Fabri fornisce un'interessante statistica sui giorni d'imbarco dei cinque pontili, nel decennio 1873-83: il più attivo è quello Rio Marina, in media operativo oltre i 200 giorni l'anno; segue Vigneria, di poco inferiore ai 200 giorni; quello di Rio Albano, intorno ai 110 giorni; quello di Terranera, quasi sempre attivo intorno ai tre mesi l'anno; e infine quello di Calamita, che raramente è attivo due mesi l'anno.
Un'altra statistica del 1878, redatta dall'amministrazione delle miniere, illustra bene la situazione di quegli anni: “Il Minerale si carica, agli scali di Terranera, di Rialbano e di Calamita a spalla d'uomo: agli scali di Rio a spalla d'uomo, e mediante carrette e vagoni su ruotaje concave o convesse; allo scavo del Giove mediante ferrovie funicolari sospese; allo scalo di Vigneria a spalla d'uomo, e mediante vagoni su ferrovie; e a quello di Capopero con carrette su ruotaje concave. L'Amministrazione dispone di 13 ponti caricatori fra grandi e piccoli per l'imbarco del Minerale. Per mezzo di essi si potrebbero, volendo, imbarcare in una giornata di lavoro nei mesi estivi, operando contemporaneamente su tutti gli scali, da 3000 a 4000 Tonnellate.
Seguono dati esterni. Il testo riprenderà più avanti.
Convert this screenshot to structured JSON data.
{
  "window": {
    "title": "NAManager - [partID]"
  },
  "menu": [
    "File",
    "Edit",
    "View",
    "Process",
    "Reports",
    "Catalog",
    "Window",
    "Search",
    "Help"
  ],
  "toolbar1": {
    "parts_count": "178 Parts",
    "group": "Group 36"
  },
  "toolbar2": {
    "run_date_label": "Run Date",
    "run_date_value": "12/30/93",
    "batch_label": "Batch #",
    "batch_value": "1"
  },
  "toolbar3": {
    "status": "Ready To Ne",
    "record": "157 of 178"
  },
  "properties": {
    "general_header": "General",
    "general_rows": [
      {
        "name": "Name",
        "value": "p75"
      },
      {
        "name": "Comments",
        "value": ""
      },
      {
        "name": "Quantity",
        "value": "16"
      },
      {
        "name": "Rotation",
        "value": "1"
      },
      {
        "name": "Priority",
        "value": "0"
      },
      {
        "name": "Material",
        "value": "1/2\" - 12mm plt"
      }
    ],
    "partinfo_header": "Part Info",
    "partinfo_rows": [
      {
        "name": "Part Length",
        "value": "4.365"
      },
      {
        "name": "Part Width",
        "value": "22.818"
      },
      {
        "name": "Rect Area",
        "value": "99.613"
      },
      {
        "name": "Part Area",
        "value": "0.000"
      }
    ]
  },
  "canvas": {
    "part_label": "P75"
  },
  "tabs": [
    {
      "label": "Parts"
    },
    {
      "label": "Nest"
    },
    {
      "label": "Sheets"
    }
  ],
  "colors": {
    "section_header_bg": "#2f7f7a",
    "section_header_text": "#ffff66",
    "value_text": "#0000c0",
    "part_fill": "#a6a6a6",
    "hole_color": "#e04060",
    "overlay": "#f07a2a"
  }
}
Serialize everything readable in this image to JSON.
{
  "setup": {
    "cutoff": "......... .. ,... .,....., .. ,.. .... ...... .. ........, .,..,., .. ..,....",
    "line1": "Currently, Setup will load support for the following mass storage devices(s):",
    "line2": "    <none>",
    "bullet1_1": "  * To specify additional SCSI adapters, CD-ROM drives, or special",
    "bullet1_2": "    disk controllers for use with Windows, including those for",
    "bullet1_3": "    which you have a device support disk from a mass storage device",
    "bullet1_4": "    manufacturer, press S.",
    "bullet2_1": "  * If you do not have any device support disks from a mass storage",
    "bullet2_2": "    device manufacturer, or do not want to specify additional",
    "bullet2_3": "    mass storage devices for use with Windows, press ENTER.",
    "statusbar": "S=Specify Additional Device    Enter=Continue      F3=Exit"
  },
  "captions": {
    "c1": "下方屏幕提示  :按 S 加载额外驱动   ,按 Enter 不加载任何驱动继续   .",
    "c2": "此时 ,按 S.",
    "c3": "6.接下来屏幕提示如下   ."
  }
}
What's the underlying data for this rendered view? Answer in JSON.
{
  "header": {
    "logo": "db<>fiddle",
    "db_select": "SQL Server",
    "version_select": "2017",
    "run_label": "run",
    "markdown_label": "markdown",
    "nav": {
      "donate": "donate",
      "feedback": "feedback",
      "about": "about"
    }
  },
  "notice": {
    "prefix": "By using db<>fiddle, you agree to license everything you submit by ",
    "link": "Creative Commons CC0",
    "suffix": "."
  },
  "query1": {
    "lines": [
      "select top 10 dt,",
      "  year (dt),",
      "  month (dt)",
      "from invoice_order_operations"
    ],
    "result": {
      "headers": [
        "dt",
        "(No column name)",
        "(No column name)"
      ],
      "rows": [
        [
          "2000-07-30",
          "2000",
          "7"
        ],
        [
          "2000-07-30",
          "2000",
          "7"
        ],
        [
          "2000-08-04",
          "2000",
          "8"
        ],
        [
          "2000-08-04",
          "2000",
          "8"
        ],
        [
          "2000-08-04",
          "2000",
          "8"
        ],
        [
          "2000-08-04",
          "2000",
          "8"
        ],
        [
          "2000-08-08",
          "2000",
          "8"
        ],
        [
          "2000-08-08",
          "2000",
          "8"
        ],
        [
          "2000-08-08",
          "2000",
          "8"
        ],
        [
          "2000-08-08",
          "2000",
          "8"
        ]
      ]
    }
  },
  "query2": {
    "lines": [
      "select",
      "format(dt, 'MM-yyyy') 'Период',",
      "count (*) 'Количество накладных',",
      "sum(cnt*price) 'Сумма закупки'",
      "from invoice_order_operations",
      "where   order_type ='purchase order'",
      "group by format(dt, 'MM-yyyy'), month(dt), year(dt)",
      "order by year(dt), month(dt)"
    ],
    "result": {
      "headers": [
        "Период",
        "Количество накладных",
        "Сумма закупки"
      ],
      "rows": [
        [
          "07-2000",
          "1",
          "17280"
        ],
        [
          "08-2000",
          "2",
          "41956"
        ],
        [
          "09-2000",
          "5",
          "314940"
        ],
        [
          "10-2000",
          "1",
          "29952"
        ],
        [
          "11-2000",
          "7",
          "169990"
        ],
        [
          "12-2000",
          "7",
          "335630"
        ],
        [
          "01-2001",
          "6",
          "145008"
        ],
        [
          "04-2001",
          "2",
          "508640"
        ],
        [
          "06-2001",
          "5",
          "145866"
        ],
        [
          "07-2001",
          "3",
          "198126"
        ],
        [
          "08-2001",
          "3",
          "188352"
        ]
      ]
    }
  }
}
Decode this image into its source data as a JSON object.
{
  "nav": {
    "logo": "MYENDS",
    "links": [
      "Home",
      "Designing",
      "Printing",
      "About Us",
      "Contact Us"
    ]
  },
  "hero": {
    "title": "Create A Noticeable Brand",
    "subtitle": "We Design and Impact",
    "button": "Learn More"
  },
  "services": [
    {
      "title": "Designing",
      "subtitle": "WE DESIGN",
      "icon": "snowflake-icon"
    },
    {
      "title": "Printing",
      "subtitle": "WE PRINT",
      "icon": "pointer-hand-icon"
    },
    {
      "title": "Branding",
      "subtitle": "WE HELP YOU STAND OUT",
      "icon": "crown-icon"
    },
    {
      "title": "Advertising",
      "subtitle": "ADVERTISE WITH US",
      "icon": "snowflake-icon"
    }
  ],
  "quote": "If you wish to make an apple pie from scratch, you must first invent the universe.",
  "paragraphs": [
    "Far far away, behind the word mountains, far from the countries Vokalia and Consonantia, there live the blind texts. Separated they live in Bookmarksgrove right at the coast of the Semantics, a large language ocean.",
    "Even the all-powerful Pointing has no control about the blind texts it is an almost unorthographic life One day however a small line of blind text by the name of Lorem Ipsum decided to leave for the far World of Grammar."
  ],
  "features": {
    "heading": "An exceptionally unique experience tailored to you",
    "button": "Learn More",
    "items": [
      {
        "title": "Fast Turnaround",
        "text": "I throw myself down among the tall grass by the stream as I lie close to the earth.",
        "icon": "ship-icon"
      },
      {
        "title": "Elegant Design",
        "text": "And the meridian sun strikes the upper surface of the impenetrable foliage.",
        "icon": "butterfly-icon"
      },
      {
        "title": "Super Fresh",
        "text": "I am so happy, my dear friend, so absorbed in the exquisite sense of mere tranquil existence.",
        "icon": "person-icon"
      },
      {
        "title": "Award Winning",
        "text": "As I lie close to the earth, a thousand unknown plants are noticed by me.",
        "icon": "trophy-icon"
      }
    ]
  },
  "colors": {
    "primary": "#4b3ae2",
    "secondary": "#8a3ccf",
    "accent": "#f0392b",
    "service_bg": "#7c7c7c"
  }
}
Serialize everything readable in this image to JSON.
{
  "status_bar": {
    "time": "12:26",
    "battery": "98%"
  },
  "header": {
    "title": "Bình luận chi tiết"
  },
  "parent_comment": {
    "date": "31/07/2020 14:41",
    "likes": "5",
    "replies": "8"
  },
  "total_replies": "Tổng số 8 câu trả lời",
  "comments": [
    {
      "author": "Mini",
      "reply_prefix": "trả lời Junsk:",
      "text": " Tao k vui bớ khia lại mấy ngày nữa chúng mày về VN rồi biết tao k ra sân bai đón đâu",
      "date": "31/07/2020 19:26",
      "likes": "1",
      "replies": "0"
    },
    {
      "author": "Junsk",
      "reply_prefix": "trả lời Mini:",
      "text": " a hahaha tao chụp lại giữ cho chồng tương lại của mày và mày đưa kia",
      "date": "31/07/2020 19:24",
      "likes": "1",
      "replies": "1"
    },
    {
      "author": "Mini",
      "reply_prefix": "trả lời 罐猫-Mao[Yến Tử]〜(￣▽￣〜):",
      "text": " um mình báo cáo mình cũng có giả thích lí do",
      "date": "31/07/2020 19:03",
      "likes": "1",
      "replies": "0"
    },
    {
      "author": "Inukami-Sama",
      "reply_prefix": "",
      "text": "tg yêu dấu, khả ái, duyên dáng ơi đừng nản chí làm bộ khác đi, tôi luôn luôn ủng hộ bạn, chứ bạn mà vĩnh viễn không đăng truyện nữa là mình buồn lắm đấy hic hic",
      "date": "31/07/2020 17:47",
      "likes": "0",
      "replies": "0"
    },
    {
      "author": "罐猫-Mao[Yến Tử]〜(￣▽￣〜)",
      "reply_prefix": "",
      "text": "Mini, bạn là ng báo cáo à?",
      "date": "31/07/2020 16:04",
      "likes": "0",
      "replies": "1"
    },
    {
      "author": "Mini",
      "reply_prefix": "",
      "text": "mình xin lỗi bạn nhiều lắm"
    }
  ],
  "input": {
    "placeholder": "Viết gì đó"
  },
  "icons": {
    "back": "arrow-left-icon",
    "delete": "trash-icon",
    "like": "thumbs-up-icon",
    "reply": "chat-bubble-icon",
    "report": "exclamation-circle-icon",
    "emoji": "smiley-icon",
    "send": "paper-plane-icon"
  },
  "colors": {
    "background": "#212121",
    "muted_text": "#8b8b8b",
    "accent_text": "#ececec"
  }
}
I più notevoli fra detti ponti sono quelli recentemente costruiti in ghisa, ferro e legno; cioè quello di Rio con ferrovia a due binari e vagoni della capacità di 2000 chilog., al quale si possono imbarcare in un giorno su battelli da travaso da 600 a 800 Tonnellate: quello di Vigneria o Cavina con ferrovia a tre binarj e vagoni della capacità di 1000 chilog. al quale si possono imbarcare in un giorno, contemporaneamente su due bastimenti grossi, da 800 a 1200 Tonnellate: quello di Capopero (che in breve sarà ultimato) con ferrovia a tre binarj e carrette della capacità di 250 chilog. al quale si possono imbarcare in un giorno da 600 a 1000 Tonnellate: e quello del Giove o Malpasso, con ferrovia funicolare sospesa, e mastelli della capacità di 250 chilog. al quale si possono imbarcare da 600 a 1000 Tonnellate”.
Il salto di qualità verrà però fatto con l'inizio del nuovo secolo, quando a più moderni pontili saranno connessi innovativi impianti teleferici, come vedremo nella seconda parte.